Show HN: Forward audio from Android device to computer - rom1v
https://github.com/Genymobile/scrcpy/issues/14#issuecomment-375103051
======
rom1v
We recently published an open source application to display and control
Android devices:
[https://news.ycombinator.com/item?id=16544977](https://news.ycombinator.com/item?id=16544977)

But the audio was not forwarded.

I investigated, and implemented something experimental, which works for me.
That way, the Android device is totally "duplicated" on the computer.

Checkout the "audio" branch
([https://github.com/Genymobile/scrcpy/commits/audio](https://github.com/Genymobile/scrcpy/commits/audio)),
build, and execute: scrcpy --forward-audio

I would appreciate some feedbacks on several devices :)

For now, the audio forwarding feature only works on Linux.

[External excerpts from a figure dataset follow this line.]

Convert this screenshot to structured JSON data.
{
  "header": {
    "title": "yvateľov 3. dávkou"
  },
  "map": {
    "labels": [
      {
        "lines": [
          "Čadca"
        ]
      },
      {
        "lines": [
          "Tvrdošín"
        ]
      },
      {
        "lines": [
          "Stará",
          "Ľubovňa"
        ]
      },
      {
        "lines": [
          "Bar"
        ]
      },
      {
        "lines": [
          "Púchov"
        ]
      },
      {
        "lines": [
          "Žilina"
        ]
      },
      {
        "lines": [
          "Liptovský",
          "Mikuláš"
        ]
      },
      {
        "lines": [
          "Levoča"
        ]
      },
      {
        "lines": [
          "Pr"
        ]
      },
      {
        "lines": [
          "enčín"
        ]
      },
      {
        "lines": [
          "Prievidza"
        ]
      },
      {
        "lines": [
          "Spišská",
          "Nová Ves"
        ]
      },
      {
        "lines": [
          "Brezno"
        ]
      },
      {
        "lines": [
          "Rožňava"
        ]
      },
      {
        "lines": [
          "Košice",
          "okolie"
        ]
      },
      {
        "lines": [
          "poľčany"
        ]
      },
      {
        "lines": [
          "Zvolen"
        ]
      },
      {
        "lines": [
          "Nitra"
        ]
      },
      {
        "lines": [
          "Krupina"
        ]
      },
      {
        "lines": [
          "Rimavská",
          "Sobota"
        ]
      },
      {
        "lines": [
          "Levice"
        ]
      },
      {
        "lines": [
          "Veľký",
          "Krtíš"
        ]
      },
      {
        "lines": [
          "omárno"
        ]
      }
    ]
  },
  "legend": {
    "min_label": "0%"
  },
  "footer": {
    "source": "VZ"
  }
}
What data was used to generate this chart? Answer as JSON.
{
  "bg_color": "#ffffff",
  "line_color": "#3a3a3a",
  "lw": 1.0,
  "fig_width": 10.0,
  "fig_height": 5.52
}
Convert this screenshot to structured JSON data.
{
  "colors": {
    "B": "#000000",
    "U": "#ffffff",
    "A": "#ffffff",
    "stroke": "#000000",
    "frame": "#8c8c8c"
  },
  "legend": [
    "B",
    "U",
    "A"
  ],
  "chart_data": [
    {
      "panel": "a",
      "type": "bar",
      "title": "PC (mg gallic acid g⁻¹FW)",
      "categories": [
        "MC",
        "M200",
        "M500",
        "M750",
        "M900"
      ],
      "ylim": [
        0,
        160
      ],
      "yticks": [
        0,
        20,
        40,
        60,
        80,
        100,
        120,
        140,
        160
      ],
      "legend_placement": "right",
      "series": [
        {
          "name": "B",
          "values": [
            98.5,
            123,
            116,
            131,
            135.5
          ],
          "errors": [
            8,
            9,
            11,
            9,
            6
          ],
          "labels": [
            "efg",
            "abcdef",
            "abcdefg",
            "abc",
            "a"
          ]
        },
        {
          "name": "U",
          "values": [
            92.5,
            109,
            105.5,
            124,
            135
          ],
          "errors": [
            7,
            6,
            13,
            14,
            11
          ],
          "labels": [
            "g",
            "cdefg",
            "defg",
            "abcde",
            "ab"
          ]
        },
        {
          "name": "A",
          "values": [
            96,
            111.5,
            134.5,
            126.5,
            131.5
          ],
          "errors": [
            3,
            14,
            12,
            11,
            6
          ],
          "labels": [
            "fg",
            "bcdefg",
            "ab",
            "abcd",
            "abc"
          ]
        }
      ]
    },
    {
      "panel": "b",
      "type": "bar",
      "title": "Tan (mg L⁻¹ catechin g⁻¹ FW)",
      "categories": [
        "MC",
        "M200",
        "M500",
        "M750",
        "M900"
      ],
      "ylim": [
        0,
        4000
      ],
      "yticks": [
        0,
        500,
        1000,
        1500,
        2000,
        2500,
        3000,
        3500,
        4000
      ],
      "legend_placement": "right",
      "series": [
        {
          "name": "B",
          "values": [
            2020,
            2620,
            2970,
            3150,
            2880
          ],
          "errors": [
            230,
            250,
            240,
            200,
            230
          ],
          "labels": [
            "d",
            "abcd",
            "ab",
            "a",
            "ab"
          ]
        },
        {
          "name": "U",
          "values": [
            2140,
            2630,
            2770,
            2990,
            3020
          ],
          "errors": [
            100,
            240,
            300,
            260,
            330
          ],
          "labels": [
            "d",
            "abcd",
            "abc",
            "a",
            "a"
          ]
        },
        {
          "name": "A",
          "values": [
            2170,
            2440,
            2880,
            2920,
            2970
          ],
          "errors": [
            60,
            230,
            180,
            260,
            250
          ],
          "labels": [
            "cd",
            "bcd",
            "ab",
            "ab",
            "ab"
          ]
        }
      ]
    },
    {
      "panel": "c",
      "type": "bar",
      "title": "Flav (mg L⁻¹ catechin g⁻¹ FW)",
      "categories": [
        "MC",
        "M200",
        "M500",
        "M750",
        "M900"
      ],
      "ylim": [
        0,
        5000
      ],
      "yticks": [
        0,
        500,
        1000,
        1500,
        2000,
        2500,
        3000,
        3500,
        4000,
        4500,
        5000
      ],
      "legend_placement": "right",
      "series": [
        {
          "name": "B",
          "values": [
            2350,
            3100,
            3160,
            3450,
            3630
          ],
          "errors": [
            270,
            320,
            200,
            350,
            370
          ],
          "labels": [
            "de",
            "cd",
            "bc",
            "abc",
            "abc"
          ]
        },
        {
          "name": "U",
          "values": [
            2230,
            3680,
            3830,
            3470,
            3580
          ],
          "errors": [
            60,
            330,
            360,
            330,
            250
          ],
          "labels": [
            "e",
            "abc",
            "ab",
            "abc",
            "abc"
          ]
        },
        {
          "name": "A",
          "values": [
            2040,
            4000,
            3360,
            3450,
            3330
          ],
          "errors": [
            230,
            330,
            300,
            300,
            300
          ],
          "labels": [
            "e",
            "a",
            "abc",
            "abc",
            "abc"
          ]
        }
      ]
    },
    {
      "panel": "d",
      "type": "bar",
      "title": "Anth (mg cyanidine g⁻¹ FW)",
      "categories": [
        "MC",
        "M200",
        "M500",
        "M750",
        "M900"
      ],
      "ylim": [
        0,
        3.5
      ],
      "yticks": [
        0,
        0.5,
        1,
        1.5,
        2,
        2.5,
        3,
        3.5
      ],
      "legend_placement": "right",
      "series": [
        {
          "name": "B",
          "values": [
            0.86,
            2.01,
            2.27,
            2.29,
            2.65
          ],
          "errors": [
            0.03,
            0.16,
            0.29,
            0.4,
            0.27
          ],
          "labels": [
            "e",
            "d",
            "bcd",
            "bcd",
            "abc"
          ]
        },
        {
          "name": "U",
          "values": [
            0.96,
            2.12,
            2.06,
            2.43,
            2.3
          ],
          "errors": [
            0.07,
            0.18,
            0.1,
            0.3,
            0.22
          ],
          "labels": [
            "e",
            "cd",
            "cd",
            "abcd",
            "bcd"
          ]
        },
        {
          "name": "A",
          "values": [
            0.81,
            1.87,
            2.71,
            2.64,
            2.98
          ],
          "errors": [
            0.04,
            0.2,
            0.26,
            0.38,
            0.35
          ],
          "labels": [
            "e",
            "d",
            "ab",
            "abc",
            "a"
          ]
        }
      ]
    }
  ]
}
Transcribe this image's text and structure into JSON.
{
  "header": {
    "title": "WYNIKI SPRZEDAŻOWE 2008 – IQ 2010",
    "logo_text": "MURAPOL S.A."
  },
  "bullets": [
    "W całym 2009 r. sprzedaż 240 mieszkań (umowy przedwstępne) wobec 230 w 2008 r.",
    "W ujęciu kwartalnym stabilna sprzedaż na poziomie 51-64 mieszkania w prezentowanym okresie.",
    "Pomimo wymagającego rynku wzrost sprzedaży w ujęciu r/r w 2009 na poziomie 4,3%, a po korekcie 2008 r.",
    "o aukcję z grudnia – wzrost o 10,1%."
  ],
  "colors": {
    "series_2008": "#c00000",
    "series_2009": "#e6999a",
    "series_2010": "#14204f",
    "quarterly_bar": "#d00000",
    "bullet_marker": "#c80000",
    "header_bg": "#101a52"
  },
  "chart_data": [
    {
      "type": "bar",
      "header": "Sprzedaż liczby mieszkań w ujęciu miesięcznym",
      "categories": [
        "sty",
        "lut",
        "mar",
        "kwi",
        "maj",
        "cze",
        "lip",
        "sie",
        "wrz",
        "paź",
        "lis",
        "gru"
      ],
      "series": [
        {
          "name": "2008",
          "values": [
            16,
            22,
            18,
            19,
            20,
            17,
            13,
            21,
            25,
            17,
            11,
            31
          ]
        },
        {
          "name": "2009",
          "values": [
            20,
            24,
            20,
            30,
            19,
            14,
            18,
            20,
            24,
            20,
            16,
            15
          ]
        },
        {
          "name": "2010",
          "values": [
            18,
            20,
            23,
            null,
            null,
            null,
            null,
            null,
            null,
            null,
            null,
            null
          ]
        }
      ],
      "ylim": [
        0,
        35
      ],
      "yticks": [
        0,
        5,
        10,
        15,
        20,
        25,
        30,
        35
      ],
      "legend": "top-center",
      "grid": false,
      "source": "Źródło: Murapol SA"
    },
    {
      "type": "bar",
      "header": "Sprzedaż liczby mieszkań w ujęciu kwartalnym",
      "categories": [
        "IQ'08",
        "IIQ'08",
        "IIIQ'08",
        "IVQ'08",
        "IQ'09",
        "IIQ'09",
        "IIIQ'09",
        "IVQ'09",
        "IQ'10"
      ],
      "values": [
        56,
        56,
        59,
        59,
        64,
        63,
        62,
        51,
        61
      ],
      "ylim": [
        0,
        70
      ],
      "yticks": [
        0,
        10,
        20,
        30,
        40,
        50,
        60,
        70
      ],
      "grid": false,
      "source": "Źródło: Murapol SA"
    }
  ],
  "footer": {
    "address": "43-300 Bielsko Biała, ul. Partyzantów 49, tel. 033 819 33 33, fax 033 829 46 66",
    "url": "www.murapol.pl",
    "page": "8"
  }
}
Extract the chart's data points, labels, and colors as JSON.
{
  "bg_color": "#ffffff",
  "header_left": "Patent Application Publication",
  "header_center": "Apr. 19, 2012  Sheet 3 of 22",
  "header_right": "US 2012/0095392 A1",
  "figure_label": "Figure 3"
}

If you're interested, I have problems to make it work:

\- on Windows:
[https://github.com/Genymobile/scrcpy/issues/14#issuecomment-...](https://github.com/Genymobile/scrcpy/issues/14#issuecomment-375593393)

\- on MacOS:
[https://github.com/Genymobile/scrcpy/issues/14#issuecomment-...](https://github.com/Genymobile/scrcpy/issues/14#issuecomment-376125131)

Thank you for your time ;)